The World Health Organization wants to establish an international registry of drug trials to ensure that the public finds out when medications do not work, as well as when they do, officials said yesterday.

Pressure has been growing on pharmaceutical companies to fully disclose details of all clinical trials, not just those that support the use of their products. WHO officials said an international database, which would be modeled on registries in the United States and other countries, will be proposed to national health ministers at a meeting in November.

Full disclosure has gained momentum with the recent report that drug companies had not published the results of tests of antidepressant drugs that showed they were ineffective in treating children. Authorities say there is a similar bias against publishing negative results across all of medicine, with the result that the medical literature presents too rosy a picture about many drugs.

"When you go to do a systematic review, not all the data is out there in published form," said Kay Dickersin, director of the U.S. Cochrane Center, which periodically reviews the evidence for various medical treatments. "If what is unpublished is systematically negative, we have a problem with our knowledge base," she said.

Metin Gulmezoglu, a scientist at WHO's special program for research in human reproduction, said officials have not yet worked out how to enforce compliance with a global registry.

Individual governments have struggled for years to create registries. A recent report by the U.S. Food and Drug Administration found that many privately funded trials were not being registered as required with the U.S. registry created by a 1997 federal law, ClinicalTrials.gov.

The information that can be gleaned from registries is limited because none includes results of the trials or details of drug side effects. But experts say knowing the total number of trials can help researchers evaluate the merits of published studies.

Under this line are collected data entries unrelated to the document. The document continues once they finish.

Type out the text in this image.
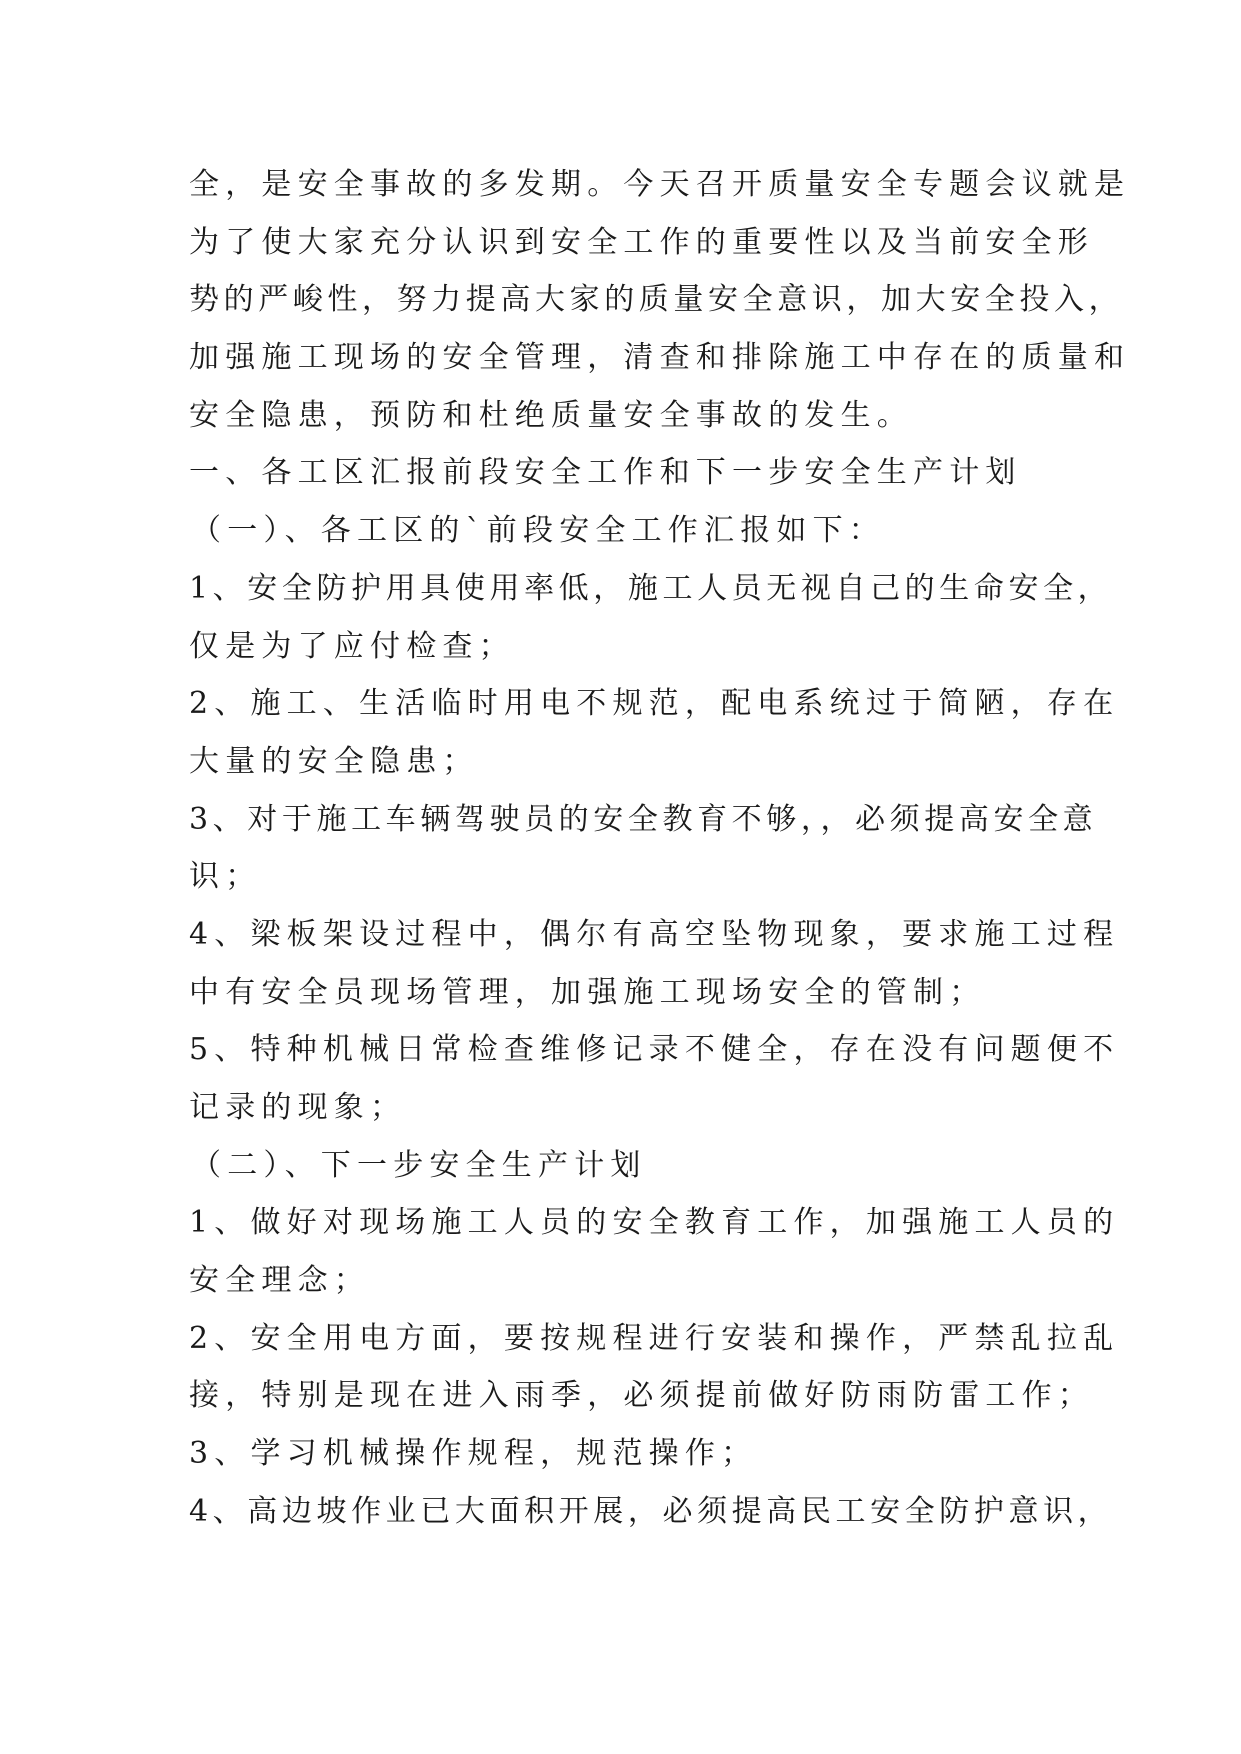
全，是安全事故的多发期。今天召开质量安全专题会议就是
为了使大家充分认识到安全工作的重要性以及当前安全形
势的严峻性，努力提高大家的质量安全意识，加大安全投入，
加强施工现场的安全管理，清查和排除施工中存在的质量和
安全隐患，预防和杜绝质量安全事故的发生。
一、各工区汇报前段安全工作和下一步安全生产计划
（一）、各工区的`前段安全工作汇报如下：
1、安全防护用具使用率低，施工人员无视自己的生命安全，
仅是为了应付检查；
2、施工、生活临时用电不规范，配电系统过于简陋，存在
大量的安全隐患；
3、对于施工车辆驾驶员的安全教育不够，，必须提高安全意
识；
4、梁板架设过程中，偶尔有高空坠物现象，要求施工过程
中有安全员现场管理，加强施工现场安全的管制；
5、特种机械日常检查维修记录不健全，存在没有问题便不
记录的现象；
（二）、下一步安全生产计划
1、做好对现场施工人员的安全教育工作，加强施工人员的
安全理念；
2、安全用电方面，要按规程进行安装和操作，严禁乱拉乱
接，特别是现在进入雨季，必须提前做好防雨防雷工作；
3、学习机械操作规程，规范操作；
4、高边坡作业已大面积开展，必须提高民工安全防护意识，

"You look up all the trials, and say numbers one, eight, nine, seven were not published," said Drummond Rennie, a deputy editor at the Journal of the American Medical Association. "You can say every [published] trial we have shows that it works, but in 112 trials we have no answer, so we know it does not work."

Editors of several medical journals recently called for a trials registry.

Some companies have said they are amenable to disclosing the existence of trials. A registry could help avoid duplicating failed efforts and reduce the risk to volunteers and the cost of developing new drugs. But companies are also concerned that disclosure could endanger trade secrets.

Critics say drugmakers want to keep doctors and patients from getting the true picture about some medications because sales and profits could be affected.

While the current proposals call only for the registration of tests of a drug's effectiveness, Connie Ojile of Arlington said registries ought also to list safety studies -- known as Phase 1 trials -- to help desperate patients such as herself.

Ojile, 53, has a form of leukemia that has no current treatments. By chance, a doctor in New York recently told her about a Phase 1 trial in Texas that even Ojile's regular oncologist did not know about.

"I want to get the drug as soon as possible" even if its effectiveness has not been shown, she said, explaining that her cancer could quickly escalate and kill her. "Phase 1 can last six months, a year or 18 months. It's in my best interests as a patient with death on her shoulder to say, 'I'll try that.' What are my options?"